Second, there is the problem of nuclear proliferation. Ordinary reactor fuel is uranium-238 mixed with a small amount of uranium-235, with the uranium-235 supplying the energy. It is impossible to make nuclear explosives from this mixture of isotopes, and separating the isotopes is sufficiently difficult and costly that efforts to do so are difficult to hide. But using only this fuel mixture is wasteful, because the U-238 remains unused. A breeder reactor converts the U-238 into plutonium, which can then be fissioned to yield energy. However, the plutonium so produced can be used in nuclear explosives without the costly isotope separation process. This has led to opposition in arms control circles towards breeder reactors. Ultimately, this is a political rather than technical question, but my opinion is that a breeder reactor under U.S. control is a negligible proliferation risk compared with nuclear technology that is already in the hands of proliferant states. Can you say "Iran?" Or "North Korea?" I knew you could.
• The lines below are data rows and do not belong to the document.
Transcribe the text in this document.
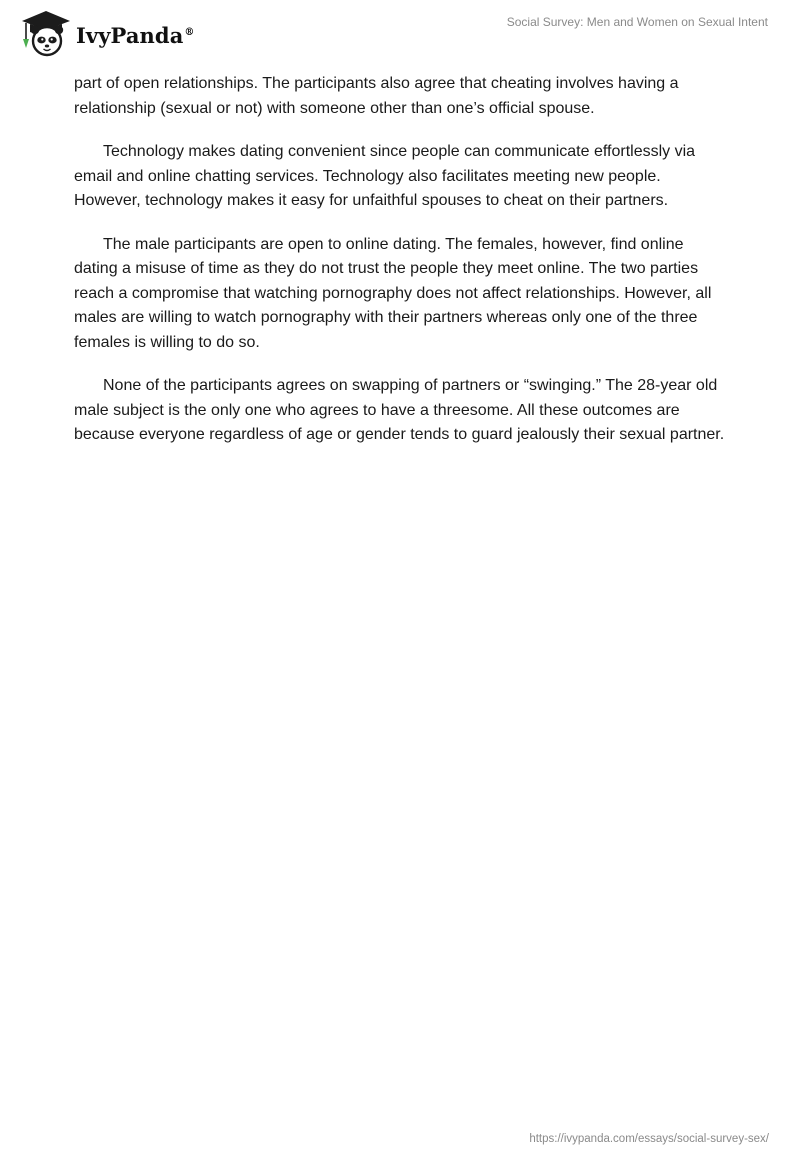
IvyPanda®
Social Survey: Men and Women on Sexual Intent

part of open relationships. The participants also agree that cheating involves having a relationship (sexual or not) with someone other than one’s official spouse.

Technology makes dating convenient since people can communicate effortlessly via email and online chatting services. Technology also facilitates meeting new people. However, technology makes it easy for unfaithful spouses to cheat on their partners.

The male participants are open to online dating. The females, however, find online dating a misuse of time as they do not trust the people they meet online. The two parties reach a compromise that watching pornography does not affect relationships. However, all males are willing to watch pornography with their partners whereas only one of the three females is willing to do so.

None of the participants agrees on swapping of partners or “swinging.” The 28-year old male subject is the only one who agrees to have a threesome. All these outcomes are because everyone regardless of age or gender tends to guard jealously their sexual partner.

https://ivypanda.com/essays/social-survey-sex/
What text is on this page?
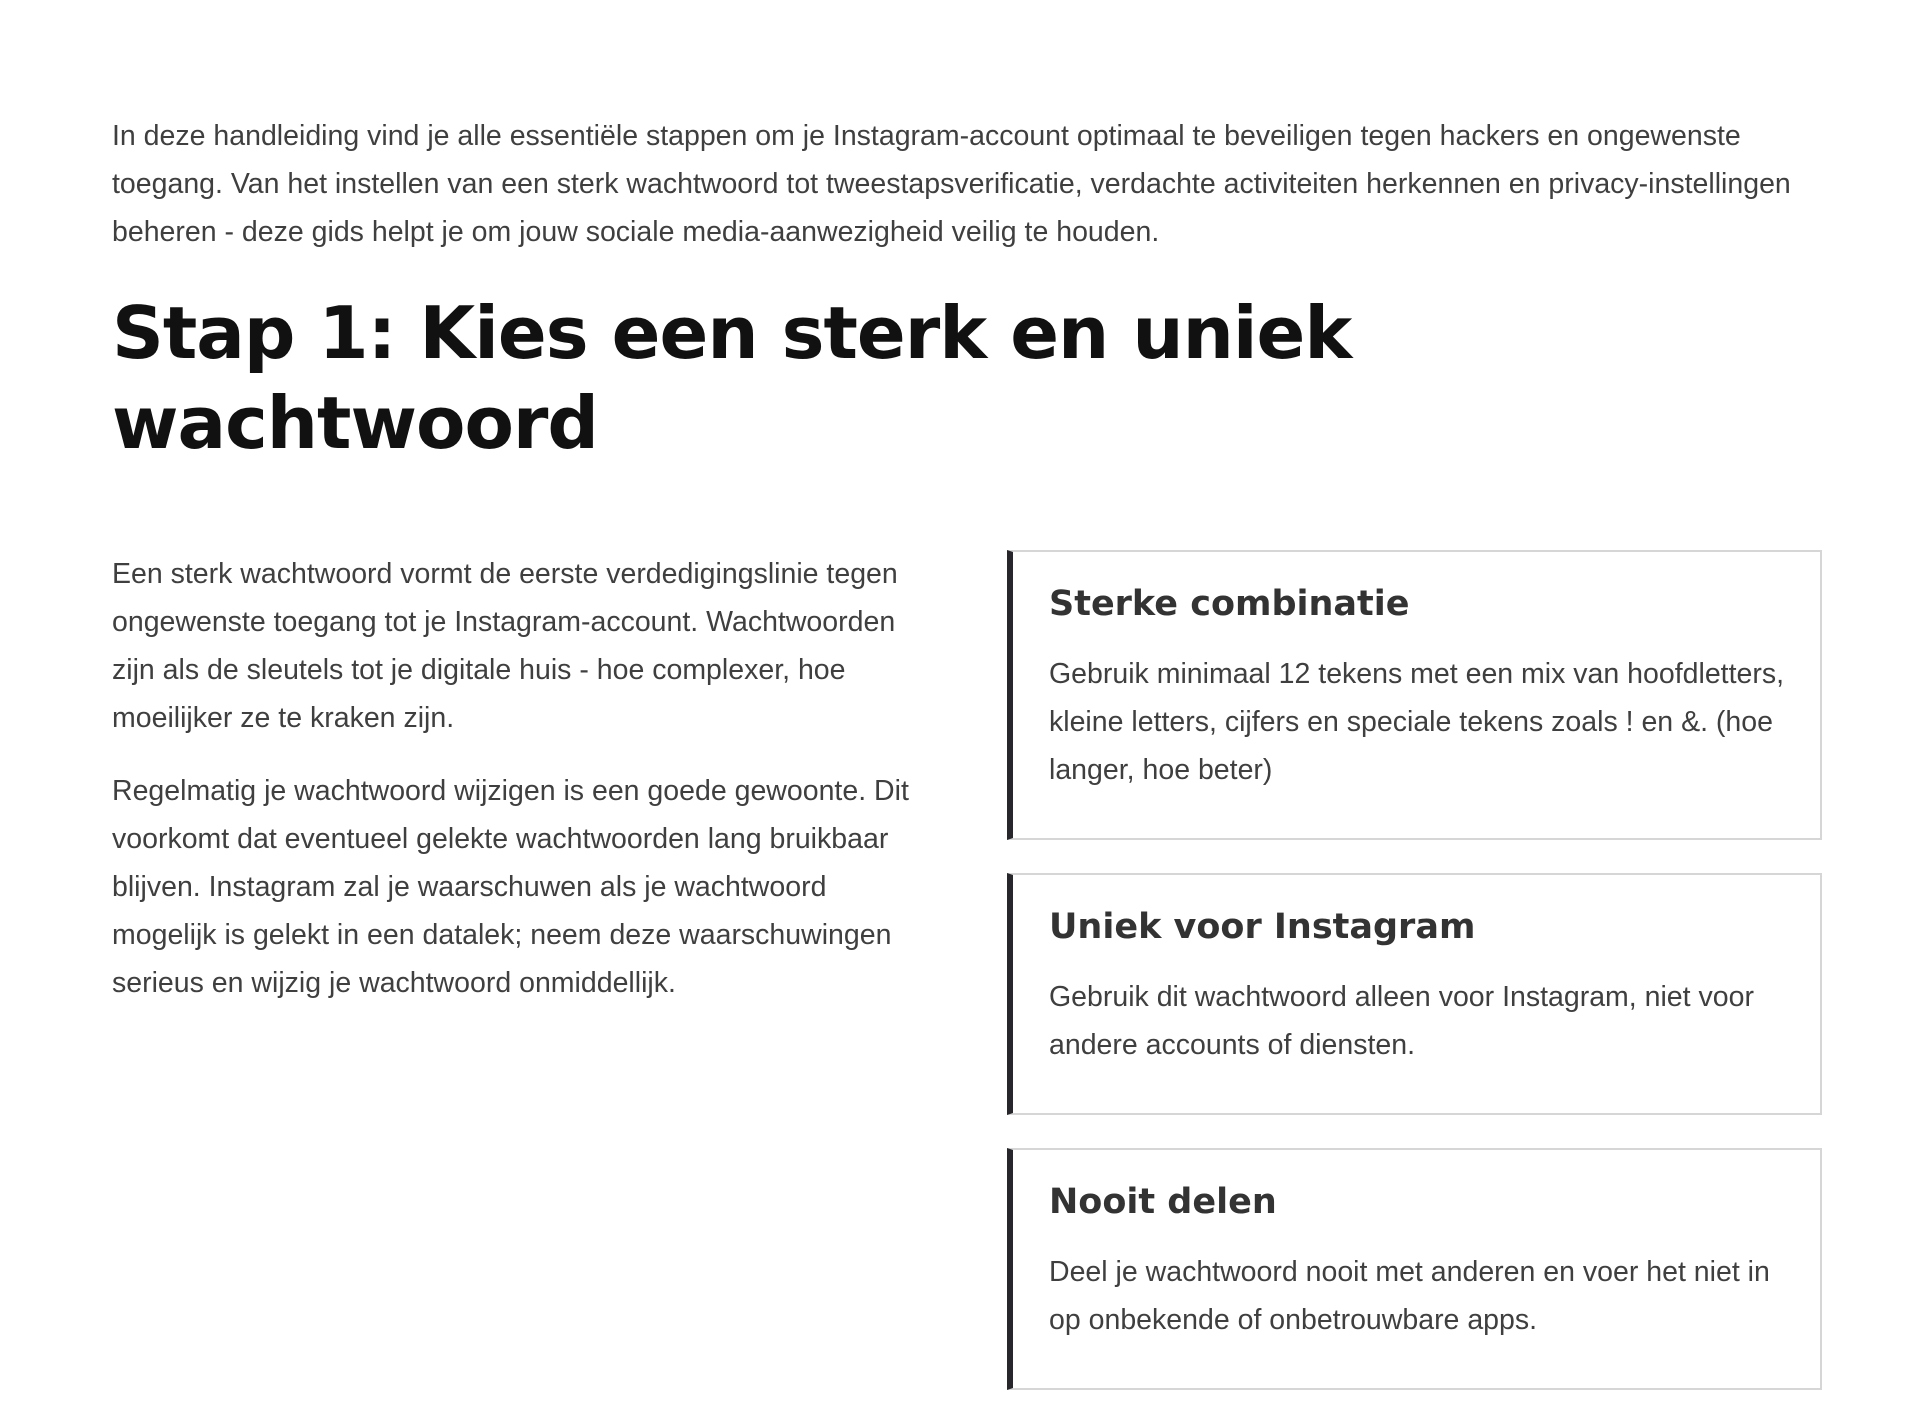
In deze handleiding vind je alle essentiële stappen om je Instagram-account optimaal te beveiligen tegen hackers en ongewenste toegang. Van het instellen van een sterk wachtwoord tot tweestapsverificatie, verdachte activiteiten herkennen en privacy-instellingen beheren - deze gids helpt je om jouw sociale media-aanwezigheid veilig te houden.

Stap 1: Kies een sterk en uniek wachtwoord

Een sterk wachtwoord vormt de eerste verdedigingslinie tegen ongewenste toegang tot je Instagram-account. Wachtwoorden zijn als de sleutels tot je digitale huis - hoe complexer, hoe moeilijker ze te kraken zijn.

Regelmatig je wachtwoord wijzigen is een goede gewoonte. Dit voorkomt dat eventueel gelekte wachtwoorden lang bruikbaar blijven. Instagram zal je waarschuwen als je wachtwoord mogelijk is gelekt in een datalek; neem deze waarschuwingen serieus en wijzig je wachtwoord onmiddellijk.

Sterke combinatie

Gebruik minimaal 12 tekens met een mix van hoofdletters, kleine letters, cijfers en speciale tekens zoals ! en &. (hoe langer, hoe beter)

Uniek voor Instagram

Gebruik dit wachtwoord alleen voor Instagram, niet voor andere accounts of diensten.

Nooit delen

Deel je wachtwoord nooit met anderen en voer het niet in op onbekende of onbetrouwbare apps.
Third, there is the danger of a Chernobyl-style reactor accident with widespread environmental damage. I believe the risks here are greatly overstated for two reasons: First, the health danger from radiation is routinely overestimated due to the use of a linear no-threshold model that is grossly pessimistic. Second, the Chernobyl reactor was horribly designed by Western standards. Our own worst accident, at Three Mile Island, resulted in a negligible release of radiation in spite of the fact that the reactor crew did almost everything wrong and managed to melt half the reactor core. We have subsequently made advances in reactor design that eliminate most of the risk of even another TMI-style accident.

The TMI reactor, like most reactors built in the last century in this country, relied on engineered safety to prevent an accident. The reactor was controlled using long rods containing elements that soak up the neutrons necessary for maintaining the nuclear reaction. These could be inserted deeper into the nuclear pile if the reaction became too vigorous. Such a system is known as an actively controlled system. It is vulnerable to various kinds of accidents if the active control system fails, as apparently happened at TMI. So the reactor core is surrounded by multiple layers of steel, concrete, and other materials meant to contain the radioactive material in the core if an accident does occur. These multiple layers pretty much did their job at TMI, though they did not prevent a half-billion-dollar reactor core from destroying itself.

Newer reactor designs use passive control, in which the design of the reactor is such that any increase in the reaction rate automatically increases the loss of neutrons without any active intervention. Such reactors are described as intrinsically safe. A friend of mine, a fellow named Ray, was working on such a reactor back during the Carter administration. The funds for the project were cut the same day they first achieved reactor criticality, which is another good reason to despise "history's greatest monster."1

There is one other disadvantage of nuclear power: Nuclear plants are quite expensive to build. Much of this cost is in the licensing process. It is likely that this cost could be amortized through standardization of design, as Canada has done with the CANDU reactor. In any case, the cost of conventional fuels can only go up, and it is inevitable that nuclear power will someday be competitive. Estimates of when that day will come range from "it has already" to "not for another fifty years." Since the more pessimistic estimate comes from Steve Verdon, who is an economist with connections to the energy industry, I am not unduly optimistic. But my opinion is that resumption of the construction of nuclear power plants is inevitable, and sooner is better than later.


1This bit of hyperbole comes from The Simpsons.